This pair of bowls is remarkable for its dynamic and detailed rendering of the anbaxian (Eight Secret Emblems), with flattering ribbons painted in two different colours. A closely related bowl is illustrated in The Tsui Museum of Art. Chinese Ceramics IV, Hong Kong, 1995, pl. 139, where the author suggests that bowls of this type were made in the early part of the Yongzheng reign, before the appointment of Nian Xiyao (1617-1738) as Superintendent of Customs and Director of the Jingdezhen imperial kilns in 1726, p. 67.

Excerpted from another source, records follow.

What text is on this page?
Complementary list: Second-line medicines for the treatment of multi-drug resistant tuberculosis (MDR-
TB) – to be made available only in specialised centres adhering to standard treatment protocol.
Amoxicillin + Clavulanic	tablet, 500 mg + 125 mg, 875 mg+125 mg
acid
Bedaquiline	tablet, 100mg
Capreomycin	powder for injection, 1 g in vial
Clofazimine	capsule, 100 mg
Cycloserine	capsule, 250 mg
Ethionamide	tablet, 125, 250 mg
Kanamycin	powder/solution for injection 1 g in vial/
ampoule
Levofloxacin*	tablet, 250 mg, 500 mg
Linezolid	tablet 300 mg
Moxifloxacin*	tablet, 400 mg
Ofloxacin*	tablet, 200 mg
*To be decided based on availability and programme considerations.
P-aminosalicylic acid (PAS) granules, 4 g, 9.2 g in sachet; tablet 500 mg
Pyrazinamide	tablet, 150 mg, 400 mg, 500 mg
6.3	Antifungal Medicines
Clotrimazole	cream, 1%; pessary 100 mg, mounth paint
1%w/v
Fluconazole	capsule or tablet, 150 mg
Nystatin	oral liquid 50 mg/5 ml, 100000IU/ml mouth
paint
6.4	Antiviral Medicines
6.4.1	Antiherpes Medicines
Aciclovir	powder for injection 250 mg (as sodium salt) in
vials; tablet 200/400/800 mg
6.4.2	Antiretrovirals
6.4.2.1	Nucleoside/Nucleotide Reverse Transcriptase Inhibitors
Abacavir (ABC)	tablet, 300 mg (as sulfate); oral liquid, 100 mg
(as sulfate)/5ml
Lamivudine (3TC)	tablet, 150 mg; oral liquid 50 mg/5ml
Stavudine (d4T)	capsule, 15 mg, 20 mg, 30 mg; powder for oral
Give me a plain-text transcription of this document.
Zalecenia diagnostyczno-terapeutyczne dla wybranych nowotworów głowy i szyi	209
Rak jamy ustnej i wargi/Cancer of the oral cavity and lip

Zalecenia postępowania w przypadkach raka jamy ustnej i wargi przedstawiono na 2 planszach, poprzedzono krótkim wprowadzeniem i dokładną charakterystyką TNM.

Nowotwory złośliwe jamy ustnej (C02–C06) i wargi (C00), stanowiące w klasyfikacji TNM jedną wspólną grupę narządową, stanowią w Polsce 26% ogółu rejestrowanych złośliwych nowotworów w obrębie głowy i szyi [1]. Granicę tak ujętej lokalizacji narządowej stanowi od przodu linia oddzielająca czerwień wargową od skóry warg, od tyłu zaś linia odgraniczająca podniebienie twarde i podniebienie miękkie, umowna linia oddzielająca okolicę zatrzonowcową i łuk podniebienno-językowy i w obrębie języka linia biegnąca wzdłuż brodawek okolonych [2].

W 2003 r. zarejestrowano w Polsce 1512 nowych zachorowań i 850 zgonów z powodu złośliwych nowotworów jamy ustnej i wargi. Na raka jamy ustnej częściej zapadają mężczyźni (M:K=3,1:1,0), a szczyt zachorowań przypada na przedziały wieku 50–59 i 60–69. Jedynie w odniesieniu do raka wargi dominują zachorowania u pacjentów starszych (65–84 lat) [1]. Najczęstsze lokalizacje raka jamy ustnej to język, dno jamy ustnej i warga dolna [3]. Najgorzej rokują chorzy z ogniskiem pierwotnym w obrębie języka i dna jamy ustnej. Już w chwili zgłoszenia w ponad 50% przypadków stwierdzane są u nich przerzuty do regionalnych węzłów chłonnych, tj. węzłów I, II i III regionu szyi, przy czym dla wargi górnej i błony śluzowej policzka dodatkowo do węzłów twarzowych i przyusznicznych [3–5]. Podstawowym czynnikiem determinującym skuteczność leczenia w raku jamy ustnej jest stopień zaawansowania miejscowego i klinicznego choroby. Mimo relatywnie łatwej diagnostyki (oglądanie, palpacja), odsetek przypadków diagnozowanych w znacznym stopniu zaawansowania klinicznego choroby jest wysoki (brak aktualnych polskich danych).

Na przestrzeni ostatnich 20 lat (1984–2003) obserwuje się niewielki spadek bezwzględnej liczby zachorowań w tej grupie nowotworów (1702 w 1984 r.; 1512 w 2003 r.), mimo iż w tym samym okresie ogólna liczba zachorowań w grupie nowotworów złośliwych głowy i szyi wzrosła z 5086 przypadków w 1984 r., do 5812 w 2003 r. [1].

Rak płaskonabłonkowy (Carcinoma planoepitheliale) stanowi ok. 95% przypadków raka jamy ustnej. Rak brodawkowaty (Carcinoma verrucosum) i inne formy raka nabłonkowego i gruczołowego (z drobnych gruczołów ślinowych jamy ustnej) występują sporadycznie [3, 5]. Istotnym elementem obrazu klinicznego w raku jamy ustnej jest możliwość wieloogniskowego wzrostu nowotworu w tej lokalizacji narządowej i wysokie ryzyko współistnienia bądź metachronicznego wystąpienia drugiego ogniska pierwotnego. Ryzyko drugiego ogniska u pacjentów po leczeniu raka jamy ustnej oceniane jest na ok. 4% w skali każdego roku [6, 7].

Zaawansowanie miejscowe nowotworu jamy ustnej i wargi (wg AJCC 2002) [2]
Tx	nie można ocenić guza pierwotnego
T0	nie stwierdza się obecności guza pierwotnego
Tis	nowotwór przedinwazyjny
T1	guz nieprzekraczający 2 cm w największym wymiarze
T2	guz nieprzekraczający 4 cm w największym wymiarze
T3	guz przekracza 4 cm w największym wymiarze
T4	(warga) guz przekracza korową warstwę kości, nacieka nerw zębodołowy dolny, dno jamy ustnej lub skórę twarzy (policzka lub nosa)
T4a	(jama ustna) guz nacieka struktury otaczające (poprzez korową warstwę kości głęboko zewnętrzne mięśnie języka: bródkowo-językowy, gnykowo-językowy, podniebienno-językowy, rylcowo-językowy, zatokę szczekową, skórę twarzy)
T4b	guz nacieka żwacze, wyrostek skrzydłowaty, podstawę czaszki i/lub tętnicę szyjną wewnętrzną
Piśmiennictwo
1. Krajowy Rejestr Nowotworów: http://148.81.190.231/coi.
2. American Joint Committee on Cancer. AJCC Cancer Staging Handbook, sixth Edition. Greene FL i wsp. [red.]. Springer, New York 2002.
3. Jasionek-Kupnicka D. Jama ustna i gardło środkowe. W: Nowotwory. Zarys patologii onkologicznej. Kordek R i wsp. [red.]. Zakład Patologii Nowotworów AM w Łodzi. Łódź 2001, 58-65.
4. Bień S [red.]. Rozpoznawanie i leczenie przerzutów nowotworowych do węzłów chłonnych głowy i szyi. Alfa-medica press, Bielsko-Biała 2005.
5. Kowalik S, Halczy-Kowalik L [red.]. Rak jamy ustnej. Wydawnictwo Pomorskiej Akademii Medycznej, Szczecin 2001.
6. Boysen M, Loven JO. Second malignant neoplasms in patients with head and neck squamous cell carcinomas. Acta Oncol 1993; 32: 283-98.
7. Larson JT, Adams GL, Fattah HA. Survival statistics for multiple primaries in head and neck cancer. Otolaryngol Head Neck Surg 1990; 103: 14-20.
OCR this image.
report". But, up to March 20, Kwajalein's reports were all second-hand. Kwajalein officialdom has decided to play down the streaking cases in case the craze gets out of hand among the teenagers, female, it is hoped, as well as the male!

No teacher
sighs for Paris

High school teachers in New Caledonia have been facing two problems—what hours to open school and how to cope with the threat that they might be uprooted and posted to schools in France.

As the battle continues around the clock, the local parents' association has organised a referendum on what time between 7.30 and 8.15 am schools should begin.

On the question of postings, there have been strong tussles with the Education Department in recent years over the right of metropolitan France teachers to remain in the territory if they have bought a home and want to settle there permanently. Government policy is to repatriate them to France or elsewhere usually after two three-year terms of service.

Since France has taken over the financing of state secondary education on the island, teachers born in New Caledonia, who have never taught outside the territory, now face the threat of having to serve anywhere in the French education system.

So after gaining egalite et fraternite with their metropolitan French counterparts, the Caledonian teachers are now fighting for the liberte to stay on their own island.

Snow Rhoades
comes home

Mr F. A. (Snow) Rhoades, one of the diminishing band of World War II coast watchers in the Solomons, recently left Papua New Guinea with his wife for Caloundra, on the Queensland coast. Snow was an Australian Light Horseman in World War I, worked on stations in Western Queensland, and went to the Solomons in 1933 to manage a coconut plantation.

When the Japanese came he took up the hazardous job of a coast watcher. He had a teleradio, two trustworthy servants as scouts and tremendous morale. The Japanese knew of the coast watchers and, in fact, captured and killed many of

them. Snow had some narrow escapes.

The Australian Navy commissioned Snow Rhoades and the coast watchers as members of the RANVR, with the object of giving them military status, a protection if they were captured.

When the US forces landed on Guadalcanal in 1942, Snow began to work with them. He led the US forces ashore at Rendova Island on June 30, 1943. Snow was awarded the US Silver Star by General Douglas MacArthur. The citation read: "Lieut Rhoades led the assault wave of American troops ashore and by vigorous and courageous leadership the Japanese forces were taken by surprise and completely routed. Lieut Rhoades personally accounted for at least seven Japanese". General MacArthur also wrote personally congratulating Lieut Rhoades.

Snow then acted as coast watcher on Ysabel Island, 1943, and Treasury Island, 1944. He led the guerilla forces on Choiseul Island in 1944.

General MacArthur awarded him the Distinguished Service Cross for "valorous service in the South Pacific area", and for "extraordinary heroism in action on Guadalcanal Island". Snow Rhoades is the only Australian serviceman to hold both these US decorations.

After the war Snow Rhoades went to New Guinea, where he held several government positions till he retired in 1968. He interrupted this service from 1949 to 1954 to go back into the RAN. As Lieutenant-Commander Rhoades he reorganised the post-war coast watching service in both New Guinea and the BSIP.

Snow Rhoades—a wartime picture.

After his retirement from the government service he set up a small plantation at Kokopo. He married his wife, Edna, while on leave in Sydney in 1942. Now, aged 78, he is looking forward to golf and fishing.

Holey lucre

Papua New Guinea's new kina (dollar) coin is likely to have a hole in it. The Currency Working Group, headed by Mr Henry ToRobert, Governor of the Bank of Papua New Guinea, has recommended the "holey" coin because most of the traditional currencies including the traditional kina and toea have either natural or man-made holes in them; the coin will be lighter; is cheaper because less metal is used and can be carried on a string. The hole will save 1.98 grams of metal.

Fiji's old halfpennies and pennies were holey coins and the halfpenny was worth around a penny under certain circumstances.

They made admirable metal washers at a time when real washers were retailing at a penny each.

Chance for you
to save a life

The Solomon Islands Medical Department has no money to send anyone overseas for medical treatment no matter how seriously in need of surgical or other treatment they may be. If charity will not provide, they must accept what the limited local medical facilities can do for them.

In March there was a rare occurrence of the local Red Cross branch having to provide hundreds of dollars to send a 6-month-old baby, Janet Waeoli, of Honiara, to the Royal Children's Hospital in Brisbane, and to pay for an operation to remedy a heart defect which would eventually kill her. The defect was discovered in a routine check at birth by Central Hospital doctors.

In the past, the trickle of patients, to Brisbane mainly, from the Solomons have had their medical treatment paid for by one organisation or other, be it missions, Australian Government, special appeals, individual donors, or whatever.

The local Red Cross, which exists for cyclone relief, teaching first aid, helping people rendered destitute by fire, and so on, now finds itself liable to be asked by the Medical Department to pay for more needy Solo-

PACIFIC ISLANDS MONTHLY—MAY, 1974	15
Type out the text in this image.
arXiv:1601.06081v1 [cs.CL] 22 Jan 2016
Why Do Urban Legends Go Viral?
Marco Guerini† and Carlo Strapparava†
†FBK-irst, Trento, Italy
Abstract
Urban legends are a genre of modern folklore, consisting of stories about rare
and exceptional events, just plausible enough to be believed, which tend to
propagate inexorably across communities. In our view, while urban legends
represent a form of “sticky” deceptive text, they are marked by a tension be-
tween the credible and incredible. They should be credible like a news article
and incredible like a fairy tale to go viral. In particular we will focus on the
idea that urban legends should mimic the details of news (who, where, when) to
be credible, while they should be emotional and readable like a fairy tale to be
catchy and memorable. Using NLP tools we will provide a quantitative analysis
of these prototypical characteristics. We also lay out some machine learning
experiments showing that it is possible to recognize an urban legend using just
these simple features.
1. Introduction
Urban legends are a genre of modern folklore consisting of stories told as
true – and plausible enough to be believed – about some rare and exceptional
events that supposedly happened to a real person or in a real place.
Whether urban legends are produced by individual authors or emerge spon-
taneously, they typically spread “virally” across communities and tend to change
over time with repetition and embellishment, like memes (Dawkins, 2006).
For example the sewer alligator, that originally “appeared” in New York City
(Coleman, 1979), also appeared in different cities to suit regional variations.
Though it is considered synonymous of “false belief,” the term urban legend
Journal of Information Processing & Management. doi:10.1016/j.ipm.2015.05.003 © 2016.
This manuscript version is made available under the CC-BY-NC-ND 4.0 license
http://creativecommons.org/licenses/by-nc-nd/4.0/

A closely related pair of bowls from the T.Y. Chao collection was included in the exhibition Ch’ing Porcelain from the Wah Kwong Collection, Hong Kong, 1973, cat. no. 89; another pair was sold twice in these rooms, 1st November 1999, lot 366 and, 10th April 2006, lot 1792; and a further pair was sold at Christie’s Hong Kong, 25th October 1993, lot 842. See also two bowls sold in these rooms, the first, 27th April 1999, lot 434, and the second in 1983, 1990 and 30th October 2000, lot 164.

This motif is also known painted in underglaze blue, such as a Yongzheng mark and period bowl in the Nanjing Museum, illustrated in Xu Huping ed., Treasures in the Royalty. The Official Kiln Porcelain of the Chinese Qing Dynasty, Shanghai, 2003, pl. 170.